The results of NSE, SEP and CCT were available to the treating physicians and influenced decisions on limitation of treatment. Therefore, we cannot exclude the possibility of a self-fulfilling prophecy. GWR was calculated for this study and not known to treating physicians. However, reduced GWR reflects brain edema and treatment decisions were influenced by CT if brain edema was reported by the radiologist. As a number of recent studies have indicated limited reliability of prognostic parameters in hypothermia patients, treatment withdrawal within the first days after cardiac arrest is restricted to patients with confirmed brain death at our institution. In the remainder, treatment is continued up to day seven [19]. Hence, a major effect of a self-fulfilling prophecy from treatment withdrawal within the first days after cardiac arrest is unlikely in our study. Nonetheless, unexpected late recovery may occur in individual patients [5], and we cannot fully rule out that treatment withdrawal based on over-interpretation of prognostic parameters has prevented the detection of such exceptional cases.
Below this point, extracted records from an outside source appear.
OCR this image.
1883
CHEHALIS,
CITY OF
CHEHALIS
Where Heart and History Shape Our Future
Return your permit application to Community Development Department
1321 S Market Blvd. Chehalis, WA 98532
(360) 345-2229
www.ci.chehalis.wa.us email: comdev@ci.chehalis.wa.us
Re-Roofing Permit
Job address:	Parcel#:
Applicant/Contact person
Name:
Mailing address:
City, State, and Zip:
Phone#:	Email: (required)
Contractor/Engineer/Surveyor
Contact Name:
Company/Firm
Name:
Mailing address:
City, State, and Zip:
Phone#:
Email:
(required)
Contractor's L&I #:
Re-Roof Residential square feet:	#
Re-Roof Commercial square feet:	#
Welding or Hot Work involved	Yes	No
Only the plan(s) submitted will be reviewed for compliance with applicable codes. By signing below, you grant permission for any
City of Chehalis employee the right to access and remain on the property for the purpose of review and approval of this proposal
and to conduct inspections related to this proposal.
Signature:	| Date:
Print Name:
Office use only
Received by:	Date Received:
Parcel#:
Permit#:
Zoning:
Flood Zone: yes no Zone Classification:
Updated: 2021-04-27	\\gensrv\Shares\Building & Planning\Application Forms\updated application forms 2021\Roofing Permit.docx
Our study confirms the strong association of a low GWR with poor outcome. The optimal cut-off value of GWR was 1.16 in our study, which predicted poor outcome with 100% specificity and 38% sensitivity in our cohort of hypothermia treated patients. Most patients with GWR < 1.16 had absent SSEP or NSE > 97 μg/L. Hence, GWR did not substantially increase the sensitivity to predict poor outcome if these two parameters were available. However, GWR may be useful in a multi-parameter approach and may increase the certainty with which poor outcome can be predicted early after cardiac arrest in patients treated with hypothermia. Further prospective studies are needed to corroborate GWR thresholds and to evaluate the optimal timing of CCT for outcome prediction in cardiac arrest survivors.